It is thus tempting to dismiss the Howard government campaign as an empty propaganda exercise. Except for the fact that it actually does a grave disservice to the union movement and the role it has played in creating a system, unique among industrialised nations, that balances the profit imperative against the right to dignity in employment.
Anyone who has spent any time working in the union movement knows it too well to succumb to sentimentalism. Unions are flawed, like any human institution. They have their share of corrupt, incompetent, and irresponsible officials. But the same is equally true of business and politics. The Costigan Royal Commission, which started life investigating organised crime on the waterfront, ended up exposing the corrupt financial practices then flourishing in the boardrooms of corporate Australia.
More relevantly, the trade union movement has been responsible for the progressive improvement of working conditions in Australia since before Federation.

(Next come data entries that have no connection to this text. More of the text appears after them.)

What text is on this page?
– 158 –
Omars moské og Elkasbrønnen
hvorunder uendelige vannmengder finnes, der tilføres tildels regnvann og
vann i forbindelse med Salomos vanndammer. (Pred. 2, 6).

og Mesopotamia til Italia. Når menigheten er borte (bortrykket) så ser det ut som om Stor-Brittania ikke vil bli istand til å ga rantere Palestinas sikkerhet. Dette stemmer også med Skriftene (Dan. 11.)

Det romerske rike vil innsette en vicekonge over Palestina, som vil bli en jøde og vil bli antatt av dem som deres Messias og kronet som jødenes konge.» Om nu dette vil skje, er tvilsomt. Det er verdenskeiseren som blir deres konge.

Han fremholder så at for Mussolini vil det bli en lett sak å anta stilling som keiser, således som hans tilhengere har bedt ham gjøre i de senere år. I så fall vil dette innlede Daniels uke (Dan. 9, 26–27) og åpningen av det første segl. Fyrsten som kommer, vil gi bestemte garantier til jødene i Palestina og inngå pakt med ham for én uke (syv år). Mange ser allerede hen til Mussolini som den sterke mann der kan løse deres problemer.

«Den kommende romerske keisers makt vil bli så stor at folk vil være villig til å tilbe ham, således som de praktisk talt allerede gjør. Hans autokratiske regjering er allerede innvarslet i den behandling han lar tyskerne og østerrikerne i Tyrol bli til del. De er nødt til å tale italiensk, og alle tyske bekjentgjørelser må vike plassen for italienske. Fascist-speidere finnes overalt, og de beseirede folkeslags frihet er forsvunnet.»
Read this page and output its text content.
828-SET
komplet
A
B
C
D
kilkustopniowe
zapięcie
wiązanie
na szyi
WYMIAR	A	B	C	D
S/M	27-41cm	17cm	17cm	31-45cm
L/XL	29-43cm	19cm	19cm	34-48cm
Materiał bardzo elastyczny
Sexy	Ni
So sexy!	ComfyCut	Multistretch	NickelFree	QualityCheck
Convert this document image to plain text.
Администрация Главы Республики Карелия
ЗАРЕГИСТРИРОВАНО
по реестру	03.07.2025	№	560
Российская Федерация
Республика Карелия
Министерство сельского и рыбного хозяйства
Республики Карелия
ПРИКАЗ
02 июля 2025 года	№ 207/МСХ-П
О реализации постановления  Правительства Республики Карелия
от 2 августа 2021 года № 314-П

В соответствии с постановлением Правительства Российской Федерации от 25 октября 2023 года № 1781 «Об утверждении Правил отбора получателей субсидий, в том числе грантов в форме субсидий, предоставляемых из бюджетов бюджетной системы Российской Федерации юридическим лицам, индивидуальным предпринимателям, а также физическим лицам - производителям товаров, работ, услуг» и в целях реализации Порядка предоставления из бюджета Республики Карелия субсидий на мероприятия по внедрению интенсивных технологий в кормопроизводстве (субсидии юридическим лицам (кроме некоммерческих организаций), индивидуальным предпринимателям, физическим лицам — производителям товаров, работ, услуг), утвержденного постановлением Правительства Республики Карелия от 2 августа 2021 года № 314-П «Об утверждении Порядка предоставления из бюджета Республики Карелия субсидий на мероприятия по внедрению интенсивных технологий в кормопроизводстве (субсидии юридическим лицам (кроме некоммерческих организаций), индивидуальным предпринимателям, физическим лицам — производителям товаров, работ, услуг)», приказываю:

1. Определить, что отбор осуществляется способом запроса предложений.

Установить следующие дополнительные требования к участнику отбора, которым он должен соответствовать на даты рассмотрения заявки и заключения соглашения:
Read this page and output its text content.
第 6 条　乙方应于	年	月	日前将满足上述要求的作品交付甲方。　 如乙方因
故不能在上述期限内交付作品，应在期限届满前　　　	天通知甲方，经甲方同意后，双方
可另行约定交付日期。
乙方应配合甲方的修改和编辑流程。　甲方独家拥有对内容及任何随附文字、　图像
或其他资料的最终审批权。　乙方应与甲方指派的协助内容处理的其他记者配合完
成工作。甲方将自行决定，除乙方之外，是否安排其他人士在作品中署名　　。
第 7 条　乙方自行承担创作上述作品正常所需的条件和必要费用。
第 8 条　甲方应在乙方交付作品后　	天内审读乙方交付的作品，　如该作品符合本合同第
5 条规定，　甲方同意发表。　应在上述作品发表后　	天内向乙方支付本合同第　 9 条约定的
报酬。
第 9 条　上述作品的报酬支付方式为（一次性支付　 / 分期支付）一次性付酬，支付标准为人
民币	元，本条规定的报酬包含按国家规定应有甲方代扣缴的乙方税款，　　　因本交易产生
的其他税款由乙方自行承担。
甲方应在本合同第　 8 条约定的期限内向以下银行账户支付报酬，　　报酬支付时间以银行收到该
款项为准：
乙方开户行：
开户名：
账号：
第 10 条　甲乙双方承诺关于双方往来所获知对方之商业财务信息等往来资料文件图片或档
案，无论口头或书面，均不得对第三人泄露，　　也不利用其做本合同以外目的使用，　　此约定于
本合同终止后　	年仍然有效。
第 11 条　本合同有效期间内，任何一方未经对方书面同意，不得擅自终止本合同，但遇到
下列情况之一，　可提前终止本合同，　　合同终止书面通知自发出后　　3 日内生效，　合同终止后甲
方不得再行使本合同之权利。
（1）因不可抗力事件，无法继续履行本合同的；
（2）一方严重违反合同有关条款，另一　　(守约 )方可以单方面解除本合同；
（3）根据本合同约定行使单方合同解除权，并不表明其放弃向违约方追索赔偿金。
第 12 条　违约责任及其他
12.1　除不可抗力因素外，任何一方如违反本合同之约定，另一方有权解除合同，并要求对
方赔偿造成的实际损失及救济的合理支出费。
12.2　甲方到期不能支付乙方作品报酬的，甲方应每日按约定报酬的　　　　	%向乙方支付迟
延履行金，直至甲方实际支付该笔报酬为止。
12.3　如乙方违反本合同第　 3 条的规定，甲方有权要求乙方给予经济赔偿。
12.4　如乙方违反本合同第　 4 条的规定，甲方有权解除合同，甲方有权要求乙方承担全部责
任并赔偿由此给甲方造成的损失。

From the initiation of the eight-hour day movement in 1856, to the Living Wage test cases of the recent past, unions have sought to create working conditions that not only enable ordinary citizens to earn a living, but which uphold their dignity as human beings.
And it has frequently done so in the face of bitter opposition from both business and government. Business has always asserted its right to determine employment conditions, with only ‘market pressures’ to ensure humane outcomes. Government has more than once argued against improved employment conditions on the grounds they would make Australia’s economy less competitive. But the truth of this nation’s socio-economic history is that our robust economy and advanced living standards have been built on a foundation whose cornerstone is active participation by the union movement. Remove that cornerstone, and the foundation collapses.
And the foundations are collapsing. Australians may be wealthier than ever before, but they are also more stressed, more insecure, working longer hours, and acutely conscious of the absence of quality of life. And it is union officials who are frequently on the pointy end of this dichotomy, helping employees cope with their grief and rage when they fall victim to the vicissitudes of the globalised economy.
Far from being industrial thugs, union officials are all too often the only support mechanism standing between stressed Australian workers and human tragedy.
Christ taught that the labourer was worthy of the hire. Implicit in this teaching is the assertion of human dignity over considerations of profit. By resorting to stereotypes in its quest for electoral survival, the Howard government improperly denies the dignity and humanity that are the ongoing endeavour of trade unionism itself.